Carl Kruse At Blog - Scrooge McDuck
Scrooge McDuck Protects His Money In Front of Auschwitz

Carl Kruse Art Blog - Waiting for a Super hero - Yury Kharchenko
Waiting For A Super Hero (In front of Auschwitz)

Meanwhile, a work by Kharchenko, “House of Hope, Number 2″ (oil on canvas 2019), formerly of the Paul J. Schupf collection, has been donated to the Colby College Museum of Art as part of the last will of Mr. Schupf who passed away December 4, 2019.  Besides Kharchenko’s work, Schupf was one of the largest collectors of Francis Bacon, Alex Katz and Richard Serra, works that will now be featured at the Colby College Museum of Art.  For more information on the museum visit:  https://www.colby.edu/museum/

Yury was also featured in a New York Times article (https://www.nytimes.com/2019/11/08/world/europe/germany-identity.html ) on the topic of  Jewish/German identity in Germany – a prominent thread that runs through his art — where he defiantly says he is a German Jew in spite of, or maybe because of, the armed guards in front of his son’s school in Berlin.

In the latest news, Yury will participate in the upcoming “Heart: 100 Artists. 1 Mission” project at the Hamburger Kunsthalle (one of the largest art museums in Germany) that runs from October 20 through November 8, 2020.  The exhibition then re-launches at the Berlinische Galerie from November 18 through 26, 2020.
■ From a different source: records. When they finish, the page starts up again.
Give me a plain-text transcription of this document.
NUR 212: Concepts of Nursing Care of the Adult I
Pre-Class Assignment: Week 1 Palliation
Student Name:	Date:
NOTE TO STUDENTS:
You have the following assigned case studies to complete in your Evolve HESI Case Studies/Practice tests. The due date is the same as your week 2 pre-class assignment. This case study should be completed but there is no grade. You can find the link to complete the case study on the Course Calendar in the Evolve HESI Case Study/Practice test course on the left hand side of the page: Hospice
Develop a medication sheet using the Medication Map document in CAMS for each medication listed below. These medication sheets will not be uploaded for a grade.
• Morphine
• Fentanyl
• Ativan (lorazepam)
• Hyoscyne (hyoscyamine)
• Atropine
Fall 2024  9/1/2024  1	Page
The “Heart, 100 Artists. 1 Mission” seeks to raise money for the United Nations High Commissioner for Refugees  (UNHCR) and to help projects that aid refugees in Germany.  In a government-approved lottery, the project will sell tickets for Forty Euros a piece with the money from the first 25,000 tickets handed over to the UNHCR.  Each ticket gives the participant the opportunity to get an artwork from the exhibition, all of which have been donated by the 100 participating artists, including Yury.   The list of artists is available at https://www.hamburger-kunsthalle.de/en/heart-100-artist-1-mission

The exhibition is organized by the U.N. Refugee Aid – Germany in an effort to strongly express solidarity and support to the many millions of people fleeing their homes due to conflict and poverty.  Since its beginning in Bonn, Germany in 1980, this organization has worked to ameliorate the living situation for refugees and to help them fully integrate in new host countries.

For those in Berlin, I will be at the opening of the Berlinische Galerie on November 18th if you would like to stop by.